Actually the fundamental concepts are equally valid in general for all substances, but the constitutive property correlations are complex, since the thermodynamic state is defined by minimum number of independent properties equal to the number of energy types being able to be stored by such material substance structure. For example, two independent properties for "simple compressible substance, able to store heat and compression-work only, like properties of many substances listed in common Thermodynamic Tables.
For example, the P*v, the mechanical properties' product, is equal to RT for ideal gases, and thus function of temperature only, as is, for example, the specific enthalpy, h=u+Pv=u+RT=function(T) only! The mechanical and thermal properties, although distinct, are coupled and related through the constitutive equation of any substance, being simply Pv=RT for ideal gasses.
The temperature is proportional (i.e., related) to the AVERAGE kinetic energy of molecules, or the kinetic energy of a (single) molecule representing the average kinetic energy of ALL molecules: temperature is an intensive macro-property of large number of molecules), while the "random kinetic energy of [all] molecules" is the internal energy of a mono-atomic ideal gas!
Thermal Energy is part of (Thermo-Mechanical) Internal Energy (Cumulative narrative): https://docs.google.com/document/d/1F...TtcY/edit
Thermal_energy-Howard.pdf (How to distinguish thermal energy emails?): https://docs.google.com/file/d/0B...MdkE/edit
Thermal and Mechanical Energy-MK.pdf (DeVoe-work availability emails?): https://docs.google.com/file/d/0B...KMW8/edit
From an initial to a final state one may get with a polytrophic process (exchanging heat and work), or isochoric (thermal) and isentropic (mechanical) processes, or along any two iso-property processes!

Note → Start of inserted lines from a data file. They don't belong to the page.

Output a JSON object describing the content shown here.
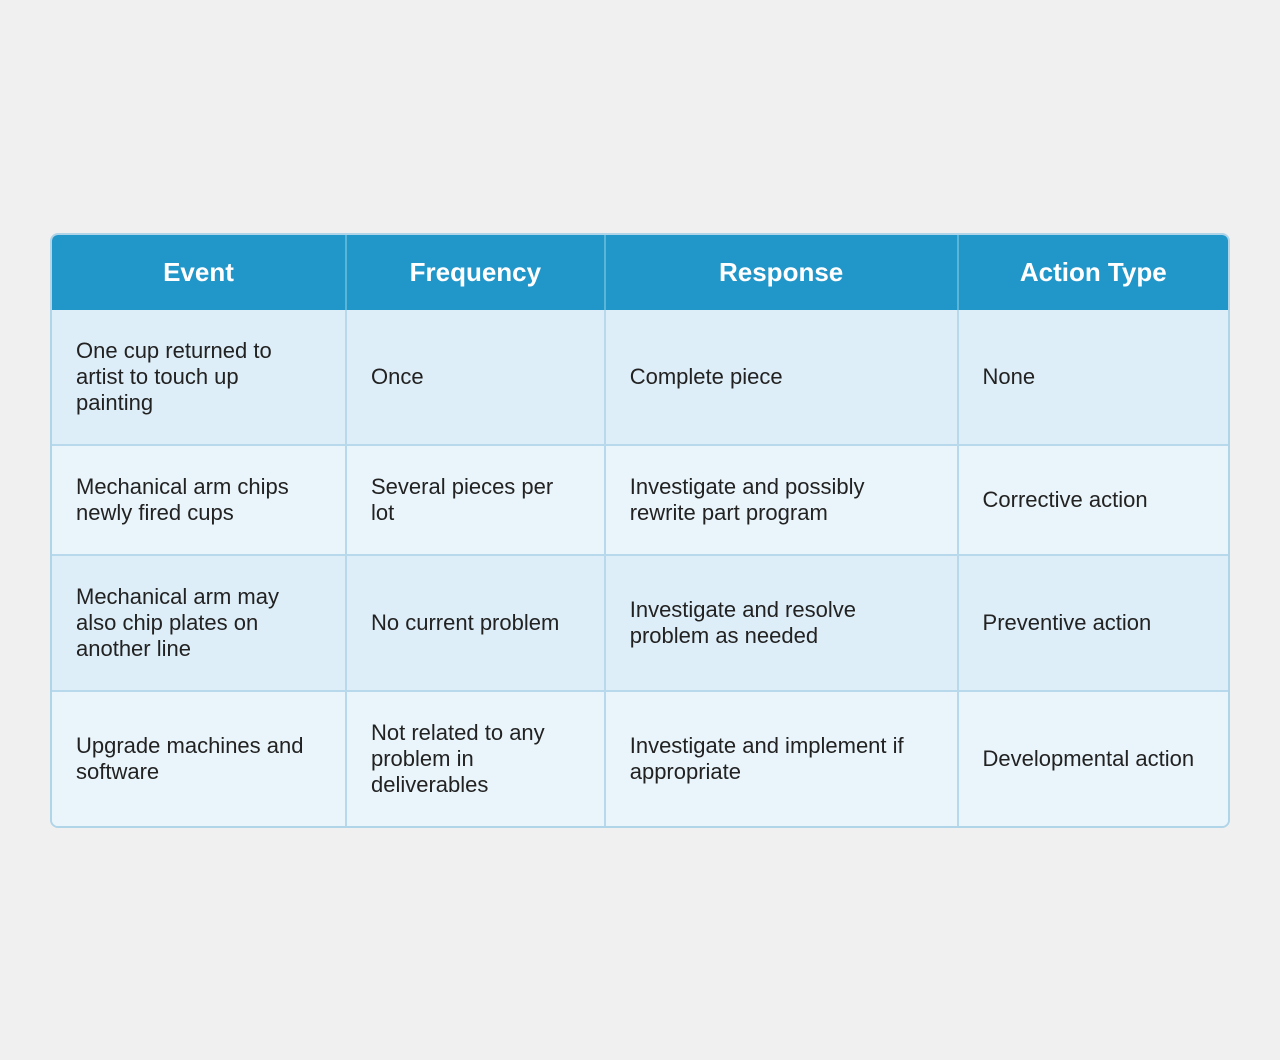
{
  "table": {
    "headers": {
      "event": "Event",
      "frequency": "Frequency",
      "response": "Response",
      "action_type": "Action Type"
    },
    "rows": [
      {
        "event": "One cup returned to artist to touch up painting",
        "frequency": "Once",
        "response": "Complete piece",
        "action_type": "None"
      },
      {
        "event": "Mechanical arm chips newly fired cups",
        "frequency": "Several pieces per lot",
        "response": "Investigate and possibly rewrite part program",
        "action_type": "Corrective action"
      },
      {
        "event": "Mechanical arm may also chip plates on another line",
        "frequency": "No current problem",
        "response": "Investigate and resolve problem as needed",
        "action_type": "Preventive action"
      },
      {
        "event": "Upgrade machines and software",
        "frequency": "Not related to any problem in deliverables",
        "response": "Investigate and implement if appropriate",
        "action_type": "Developmental action"
      }
    ]
  }
}
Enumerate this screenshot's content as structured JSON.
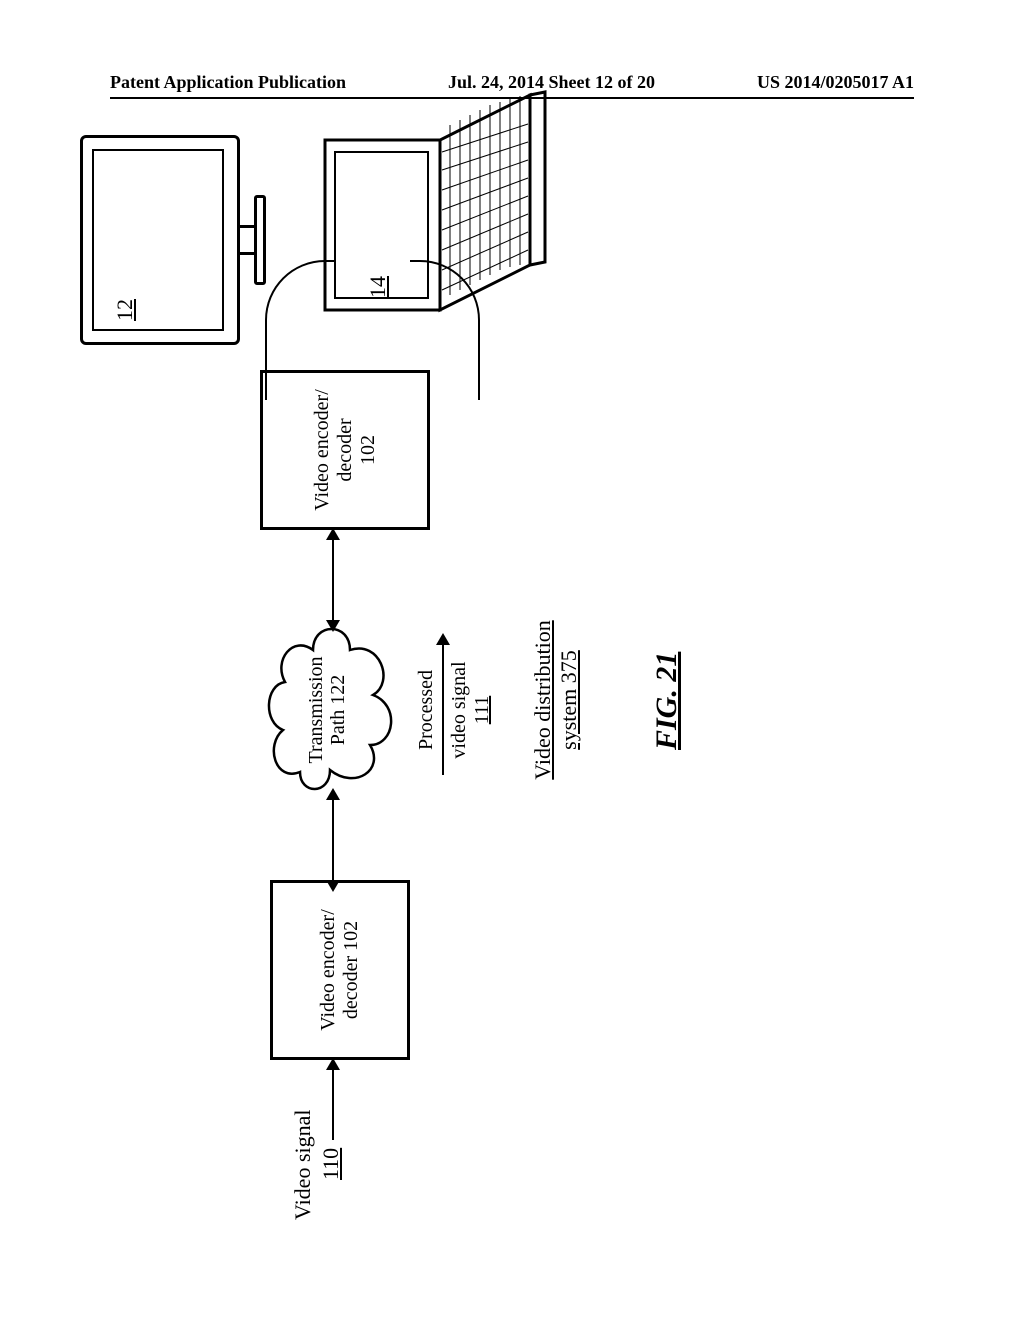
{
  "header": {
    "left": "Patent Application Publication",
    "center": "Jul. 24, 2014  Sheet 12 of 20",
    "right": "US 2014/0205017 A1"
  },
  "diagram": {
    "video_signal_label": "Video signal",
    "video_signal_num": "110",
    "encoder1_line1": "Video encoder/",
    "encoder1_line2": "decoder 102",
    "cloud_line1": "Transmission",
    "cloud_line2": "Path 122",
    "processed_line1": "Processed",
    "processed_line2": "video signal",
    "processed_line3": "111",
    "vds_line1": "Video distribution",
    "vds_line2": "system 375",
    "encoder2_line1": "Video encoder/",
    "encoder2_line2": "decoder",
    "encoder2_line3": "102",
    "monitor_ref": "12",
    "laptop_ref": "14",
    "figure": "FIG. 21"
  }
}
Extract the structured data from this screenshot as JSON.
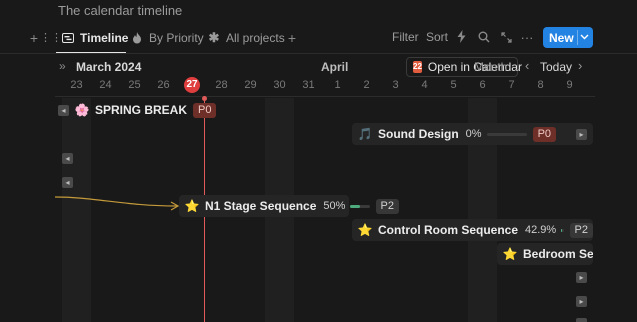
{
  "page": {
    "title": "The calendar timeline"
  },
  "views": {
    "tabs": [
      {
        "label": "Timeline",
        "icon": "timeline-icon"
      },
      {
        "label": "By Priority",
        "icon": "fire-icon"
      },
      {
        "label": "All projects",
        "icon": "asterisk-icon"
      }
    ],
    "toolbar": {
      "filter": "Filter",
      "sort": "Sort",
      "new": "New"
    }
  },
  "calendar": {
    "month_left": "March 2024",
    "month_right": "April",
    "open_in_calendar": "Open in Calendar",
    "scale": "Month",
    "today": "Today",
    "days": [
      "23",
      "24",
      "25",
      "26",
      "27",
      "28",
      "29",
      "30",
      "31",
      "1",
      "2",
      "3",
      "4",
      "5",
      "6",
      "7",
      "8",
      "9"
    ],
    "today_date": "27"
  },
  "items": [
    {
      "name": "SPRING BREAK",
      "emoji": "🌸",
      "priority": "P0"
    },
    {
      "name": "Sound Design",
      "emoji": "🎵",
      "progress": "0%",
      "progress_value": 0,
      "priority": "P0"
    },
    {
      "name": "N1 Stage Sequence",
      "emoji": "⭐",
      "progress": "50%",
      "progress_value": 0.5,
      "priority": "P2"
    },
    {
      "name": "Control Room Sequence",
      "emoji": "⭐",
      "progress": "42.9%",
      "progress_value": 0.429,
      "priority": "P2"
    },
    {
      "name": "Bedroom Sequence",
      "emoji": "⭐"
    }
  ],
  "colors": {
    "accent": "#2383e2",
    "today": "#e03e3e",
    "progress": "#4dab7d",
    "dependency": "#c49a3a"
  }
}
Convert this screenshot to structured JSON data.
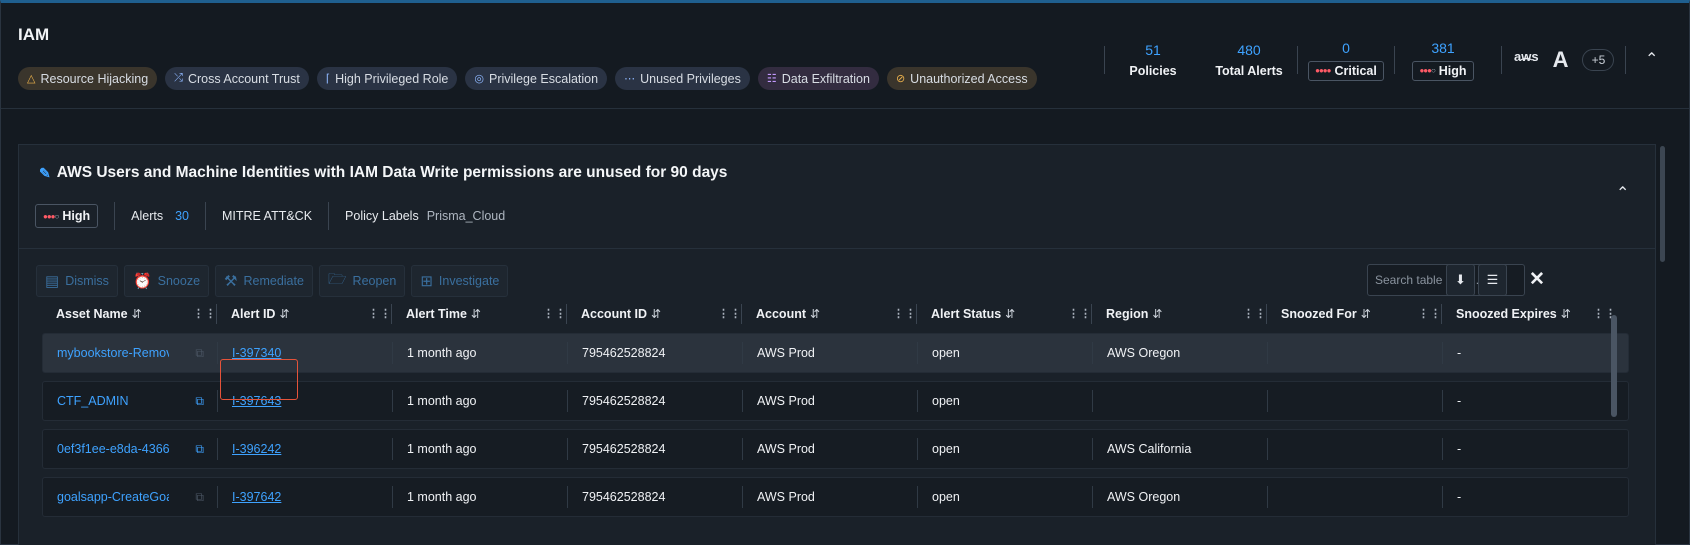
{
  "header": {
    "title": "IAM",
    "chips": [
      {
        "label": "Resource Hijacking",
        "icon": "fire-icon"
      },
      {
        "label": "Cross Account Trust",
        "icon": "shuffle-icon"
      },
      {
        "label": "High Privileged Role",
        "icon": "role-icon"
      },
      {
        "label": "Privilege Escalation",
        "icon": "fingerprint-icon"
      },
      {
        "label": "Unused Privileges",
        "icon": "dots-icon"
      },
      {
        "label": "Data Exfiltration",
        "icon": "database-icon"
      },
      {
        "label": "Unauthorized Access",
        "icon": "block-icon"
      }
    ],
    "stats": {
      "policies": {
        "value": "51",
        "label": "Policies"
      },
      "total_alerts": {
        "value": "480",
        "label": "Total Alerts"
      },
      "critical": {
        "value": "0",
        "label": "Critical"
      },
      "high": {
        "value": "381",
        "label": "High"
      }
    },
    "cloud": {
      "aws": "aws",
      "more": "+5"
    }
  },
  "policy": {
    "title": "AWS Users and Machine Identities with IAM Data Write permissions are unused for 90 days",
    "severity": "High",
    "alerts_label": "Alerts",
    "alerts_count": "30",
    "mitre": "MITRE ATT&CK",
    "labels_key": "Policy Labels",
    "labels_value": "Prisma_Cloud"
  },
  "toolbar": {
    "dismiss": "Dismiss",
    "snooze": "Snooze",
    "remediate": "Remediate",
    "reopen": "Reopen",
    "investigate": "Investigate",
    "search_placeholder": "Search table data..."
  },
  "table": {
    "columns": [
      "Asset Name",
      "Alert ID",
      "Alert Time",
      "Account ID",
      "Account",
      "Alert Status",
      "Region",
      "Snoozed For",
      "Snoozed Expires"
    ],
    "rows": [
      {
        "asset": "mybookstore-RemoveBook",
        "alert_id": "I-397340",
        "time": "1 month ago",
        "account_id": "795462528824",
        "account": "AWS Prod",
        "status": "open",
        "region": "AWS Oregon",
        "snoozed_for": "",
        "snoozed_expires": "-"
      },
      {
        "asset": "CTF_ADMIN",
        "alert_id": "I-397643",
        "time": "1 month ago",
        "account_id": "795462528824",
        "account": "AWS Prod",
        "status": "open",
        "region": "",
        "snoozed_for": "",
        "snoozed_expires": "-"
      },
      {
        "asset": "0ef3f1ee-e8da-4366",
        "alert_id": "I-396242",
        "time": "1 month ago",
        "account_id": "795462528824",
        "account": "AWS Prod",
        "status": "open",
        "region": "AWS California",
        "snoozed_for": "",
        "snoozed_expires": "-"
      },
      {
        "asset": "goalsapp-CreateGoal",
        "alert_id": "I-397642",
        "time": "1 month ago",
        "account_id": "795462528824",
        "account": "AWS Prod",
        "status": "open",
        "region": "AWS Oregon",
        "snoozed_for": "",
        "snoozed_expires": "-"
      }
    ]
  },
  "colors": {
    "accent": "#3ea2ff",
    "critical": "#ff5a66",
    "highlight": "#e5533a"
  }
}
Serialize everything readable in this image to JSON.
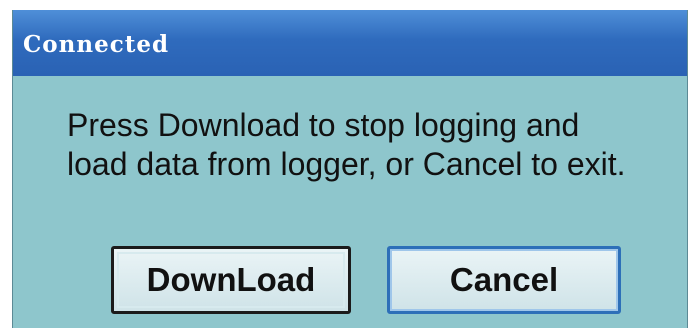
{
  "window": {
    "title": "Connected"
  },
  "dialog": {
    "message": "Press Download to stop logging and load data from logger, or Cancel to exit."
  },
  "buttons": {
    "download_label": "DownLoad",
    "cancel_label": "Cancel"
  },
  "colors": {
    "titlebar": "#2f6bbd",
    "dialog_background": "#8ec6cc",
    "title_text": "#ffffff",
    "body_text": "#111111"
  }
}
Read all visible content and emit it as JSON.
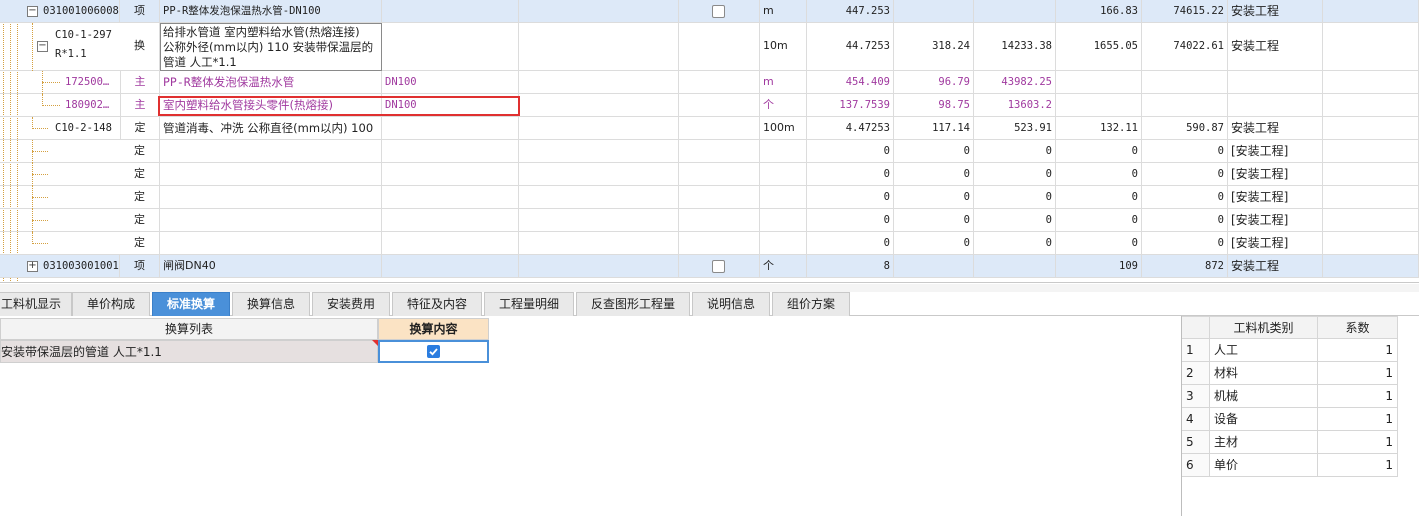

PPS: We are aware that the thermal phenomena are elusive and coupled with other energy forms.
I am working to decouple thermal, from other internal forms of energies, where the "caloric heat transfer processes" (only heating/cooling with full dissipation of work potential) and "reversible heat transfer" (with extraction of full Carnot work potential) are two extreme cases. A reasonable physical intuition has an advantage over "blind" analytics. For example, intuitively the change of Exergy should not depend on value of reference dead state (Po,To), even though the Exergy does, and analytics may misguide the physicality. For example:
Exergy of heat Q1 at temperature T1 is Ex1=Q1(1-To/T1) and for state 2 would be Ex2=Q2(1-To/T2), so:
Ex1-Ex2=Q1(1-To/T1) - Q2(1-To/T2), as if it is a function of To.
However, for Exergy, i.e., the reversible work potential, the Q2/T2=Q1/T1, the relevant quantities are correlated, so the above is reduced to:
Ex1-Ex2=Q1(1-To/T1) - (Q1T2/T1)(1-To/T2)=(Q1/T1)(T1-T2), thus NOT function of To!
The similar applies in general where internal energy U is used, since relevant U2 is correlated to U1 etc...